Integrating functional safety and security features in automotive processors is vital to protect vehicles from potential attacks and maintain consumer trust. The increasing complexity of automotive systems and rising security risks call for a holistic approach to Security and safety.

FREMONT, CA: The automotive industry has witnessed significant transformations in recent years, introducing advanced features to enhance safety, performance, and driving comfort. These advancements have increased onboard electronic devices controlled by electronic control units (ECUs) and placed automotive processors at the core of vehicle architecture. To ensure the integrity of these systems, automotive processors must incorporate built-in functional safety and security features. This is crucial for safeguarding against potential attacks and maintaining consumers' trust.

The evolution of vehicle architecture has necessitated a focus on addressing and managing the Security of vehicles. With the rise of wireless firmware updates, connection to the 5G network, and vehicle-to-vehicle communication, data traffic has surged, creating vulnerabilities that hackers or attackers may exploit. Protecting valuable information and ensuring the safety of occupants becomes increasingly important as vehicles become increasingly connected and autonomous.

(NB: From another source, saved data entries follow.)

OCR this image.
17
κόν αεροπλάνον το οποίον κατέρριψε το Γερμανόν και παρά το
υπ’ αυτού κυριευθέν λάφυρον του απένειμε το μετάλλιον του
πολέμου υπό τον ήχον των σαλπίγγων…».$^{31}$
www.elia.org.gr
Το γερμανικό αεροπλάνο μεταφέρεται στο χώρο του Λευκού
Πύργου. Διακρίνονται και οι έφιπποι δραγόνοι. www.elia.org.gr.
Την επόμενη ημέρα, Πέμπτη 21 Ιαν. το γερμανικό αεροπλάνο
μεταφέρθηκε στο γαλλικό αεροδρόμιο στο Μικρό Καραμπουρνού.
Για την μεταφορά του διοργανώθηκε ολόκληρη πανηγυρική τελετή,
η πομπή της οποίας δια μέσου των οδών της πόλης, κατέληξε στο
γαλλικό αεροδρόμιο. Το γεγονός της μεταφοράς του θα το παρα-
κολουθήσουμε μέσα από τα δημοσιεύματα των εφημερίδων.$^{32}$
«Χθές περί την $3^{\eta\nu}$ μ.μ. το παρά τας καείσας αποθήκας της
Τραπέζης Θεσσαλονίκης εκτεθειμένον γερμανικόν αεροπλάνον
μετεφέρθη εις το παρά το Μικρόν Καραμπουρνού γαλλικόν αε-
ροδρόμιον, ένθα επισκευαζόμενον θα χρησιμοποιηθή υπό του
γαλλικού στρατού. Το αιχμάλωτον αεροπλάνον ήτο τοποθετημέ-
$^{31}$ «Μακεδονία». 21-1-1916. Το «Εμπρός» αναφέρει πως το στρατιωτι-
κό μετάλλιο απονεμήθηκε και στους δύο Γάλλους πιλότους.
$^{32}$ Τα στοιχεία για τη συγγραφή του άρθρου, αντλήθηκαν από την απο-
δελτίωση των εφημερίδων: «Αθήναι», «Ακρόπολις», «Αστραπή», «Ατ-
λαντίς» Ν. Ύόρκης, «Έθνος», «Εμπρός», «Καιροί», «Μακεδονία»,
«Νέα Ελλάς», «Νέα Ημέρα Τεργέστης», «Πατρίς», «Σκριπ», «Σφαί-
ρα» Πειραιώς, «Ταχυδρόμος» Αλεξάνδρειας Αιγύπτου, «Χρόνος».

The automotive industry has witnessed a vast array of innovations, including advanced driver-assistance systems (ADAS) like collision avoidance and lane-departure warning, as well as vehicle-to-vehicle (V2V) and vehicle-to-everything (V2X) communication. These systems heavily rely on multicore processors, numerous sensors, and AI algorithms, necessitating robust security measures. Manufacturers of integrated electronic components must integrate appropriate security measures to ensure their products' high quality, reliability, and longevity.

In automotive systems, Security and functional safety are interconnected. Functional safety ensures that vehicle capabilities are executed reliably throughout the component or system's expected lifespan without compromising user safety. ISO 26262 is the primary standard governing functional safety. Security, on the other hand, aims to protect the system from potential attacks and is closely intertwined with functional safety. A secure system must be resilient against attacks while fulfilling its intended functionality.

Security and safety must be considered concurrently in the electronic design of vehicles. A robust security architecture is crucial to prevent vulnerabilities that could disrupt system operation. Both hardware and software levels must be designed with robustness in mind to ensure system integrity. Intellectual property protection, system-on-chip (SoC) development, and microcontroller (MCU) design practices help prevent systematic errors. Redundancy and ongoing inspections during the product's lifespan mitigate random errors.

To address the complexity of new automotive designs, discrete functional safety and Security features may not yield optimal results. Processors for safety-critical automotive applications must have built-in functional safety features while offering defense against malicious attacks. It is essential to consider functional safety and Security throughout the design phase and the processor selection process. By integrating these features from the outset, the automotive industry can pave the way for a new generation of safe and secure vehicles.